Потому что теперь, когда я нашел то, что дано мне богиней, я понимаю. Пара для нас превыше всего, включая его жизнь. Ты дышишь, живешь и умираешь за свою суженую. Их безопасность, их жизнь, их место рядом с тобой — вот что определяет хорошего волка.
Более того, подвергать ее опасности, не имея возможности защитить, — это пытка. Наказания, которого я никому не пожелаю. Даже моим врагам.
— Как тебя зовут, юная волчица? — Спрашиваю я, голос мягче, но с оттенком гнева. То, как она вздрагивает, переворачивает что-то во мне, и это чувство еще больше укрепляет мои планы относительно этой пары.
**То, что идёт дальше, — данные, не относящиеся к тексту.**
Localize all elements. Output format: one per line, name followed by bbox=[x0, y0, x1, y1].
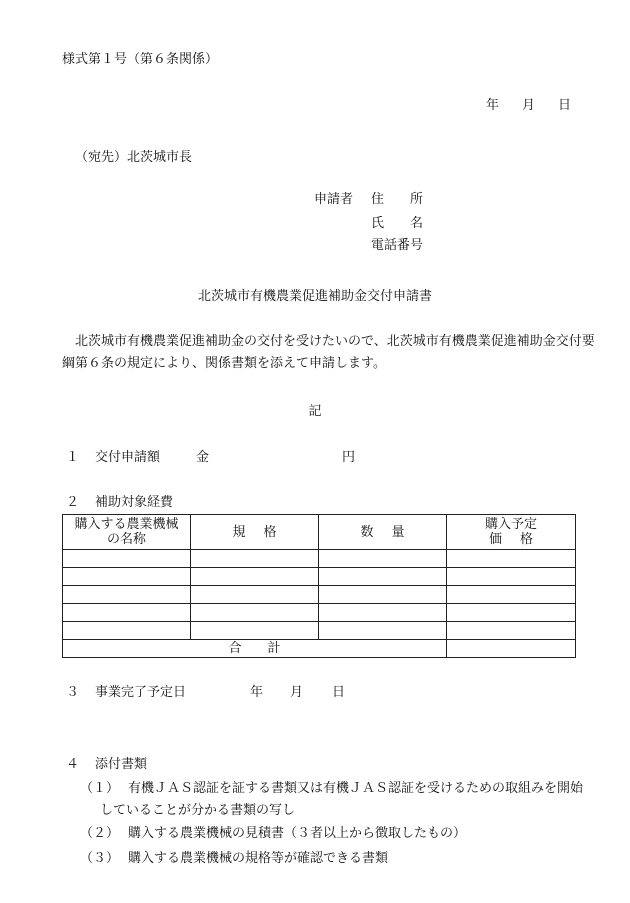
table-cell[interactable] bbox=[191, 604, 319, 622]
header-price bbox=[447, 515, 576, 550]
attachment-item-3 bbox=[80, 851, 388, 867]
applicant-name-label: 氏 名 bbox=[371, 216, 424, 231]
date-day: 日 bbox=[558, 98, 572, 113]
document-title: 北茨城市有機農業促進補助金交付申請書 bbox=[197, 289, 432, 304]
attachment-2-text: 購入する農業機械の見積書（３者以上から徴取したもの） bbox=[128, 826, 467, 841]
addressee: （宛先）北茨城市長 bbox=[75, 150, 193, 165]
attachment-2-number: （２） bbox=[80, 826, 120, 841]
date-line bbox=[486, 98, 571, 114]
table-cell[interactable] bbox=[319, 586, 447, 604]
table-cell[interactable] bbox=[447, 604, 576, 622]
ki-marker: 記 bbox=[308, 404, 322, 419]
section-3-day: 日 bbox=[332, 685, 346, 700]
attachment-item-1-continued: していることが分かる書類の写し bbox=[100, 803, 296, 818]
header-machine-name bbox=[63, 515, 191, 550]
table-row bbox=[63, 586, 576, 604]
table-cell[interactable] bbox=[447, 586, 576, 604]
section-3-year: 年 bbox=[250, 685, 264, 700]
header-spec bbox=[191, 515, 319, 550]
table-row bbox=[63, 568, 576, 586]
table-cell[interactable] bbox=[191, 622, 319, 640]
section-3-label: 事業完了予定日 bbox=[95, 685, 187, 700]
section-1-number: １ bbox=[66, 450, 80, 465]
total-label: 合計 bbox=[228, 641, 307, 656]
attachment-1-text: 有機ＪＡＳ認証を証する書類又は有機ＪＡＳ認証を受けるための取組みを開始 bbox=[128, 781, 584, 796]
attachment-item-1 bbox=[80, 781, 583, 797]
table-cell[interactable] bbox=[191, 586, 319, 604]
section-1-label: 交付申請額 bbox=[95, 450, 161, 465]
header-spec-label: 規格 bbox=[232, 524, 295, 540]
attachment-item-2 bbox=[80, 826, 466, 842]
table-cell[interactable] bbox=[63, 550, 191, 568]
section-2-number: ２ bbox=[66, 495, 80, 510]
section-2-heading bbox=[66, 495, 173, 511]
table-row bbox=[63, 550, 576, 568]
table-cell[interactable] bbox=[447, 622, 576, 640]
total-label-cell bbox=[63, 640, 447, 658]
section-4-heading bbox=[66, 757, 147, 773]
section-2-label: 補助対象経費 bbox=[95, 495, 174, 510]
body-paragraph: 北茨城市有機農業促進補助金の交付を受けたいので、北茨城市有機農業促進補助金交付要綱第６条の規定により、関係書類を添えて申請します。 bbox=[62, 334, 595, 371]
table-total-row bbox=[63, 640, 576, 658]
table-cell[interactable] bbox=[63, 586, 191, 604]
table-cell[interactable] bbox=[63, 568, 191, 586]
applicant-phone-label: 電話番号 bbox=[371, 238, 424, 253]
table-cell[interactable] bbox=[191, 550, 319, 568]
section-4-label: 添付書類 bbox=[95, 757, 148, 772]
attachment-1-number: （１） bbox=[80, 781, 120, 796]
section-1-yen: 円 bbox=[342, 450, 356, 465]
form-number: 様式第１号（第６条関係） bbox=[62, 52, 219, 67]
table-cell[interactable] bbox=[63, 604, 191, 622]
table-cell[interactable] bbox=[63, 622, 191, 640]
table-cell[interactable] bbox=[319, 568, 447, 586]
attachment-3-text: 購入する農業機械の規格等が確認できる書類 bbox=[128, 851, 389, 866]
section-3 bbox=[66, 685, 356, 701]
table-cell[interactable] bbox=[319, 604, 447, 622]
date-year: 年 bbox=[486, 98, 500, 113]
table-row bbox=[63, 622, 576, 640]
header-price-line2: 価格 bbox=[488, 532, 551, 547]
table-cell[interactable] bbox=[447, 568, 576, 586]
expense-table bbox=[62, 514, 576, 658]
header-quantity bbox=[319, 515, 447, 550]
section-3-month: 月 bbox=[290, 685, 304, 700]
header-machine-name-line1: 購入する農業機械 bbox=[74, 517, 179, 532]
header-price-line1: 購入予定 bbox=[484, 517, 537, 532]
date-month: 月 bbox=[522, 98, 536, 113]
table-cell[interactable] bbox=[319, 622, 447, 640]
table-cell[interactable] bbox=[191, 568, 319, 586]
header-quantity-label: 数量 bbox=[360, 524, 423, 540]
table-cell[interactable] bbox=[447, 550, 576, 568]
section-3-number: ３ bbox=[66, 685, 80, 700]
attachment-3-number: （３） bbox=[80, 851, 120, 866]
applicant-address-label: 住 所 bbox=[371, 192, 424, 207]
table-cell[interactable] bbox=[319, 550, 447, 568]
table-row bbox=[63, 604, 576, 622]
table-header-row bbox=[63, 515, 576, 550]
applicant-label: 申請者 bbox=[314, 192, 354, 207]
section-1-kin: 金 bbox=[196, 450, 210, 465]
section-4-number: ４ bbox=[66, 757, 80, 772]
section-1 bbox=[66, 450, 386, 466]
total-value-cell[interactable] bbox=[447, 640, 576, 658]
header-machine-name-line2: の名称 bbox=[106, 532, 146, 547]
— Брина, — шепчет она, дрожа и сжимая одеяло в руках так сильно, что белеют костяшки пальцев. Мужчина, со своей стороны, обнимает ее за плечи, притягивая ближе. Его комфорт помогает Брине успокоиться, и после нескольких глубоких вдохов ее подбородок приподнимается на долю дюйма, прежде чем она встречается со мной взглядом. — Меня зовут Брина Мартин, а моего приятеля — Джонатан Рольф.
Я замечаю быстрое сжатие его пальцев на ее плече, то, как она еще сильнее прижимается к нему, а затем мои ноздри раздуваются. Сегодня они пахнут не как бродяги, а скорее как стайные волки. Отчетливого запаха нет, но гнилостная вонь дикого зверя почти исчезла. Это не безнадежное дело.
И Верис, и Торрен соглашаются по нашей мысленной связи, их волки издают тихое одобрительное фырканье. Они видят, что я делаю, и одобряют то, что должно произойти.
Я позволю им жить и процветать в королевской стае.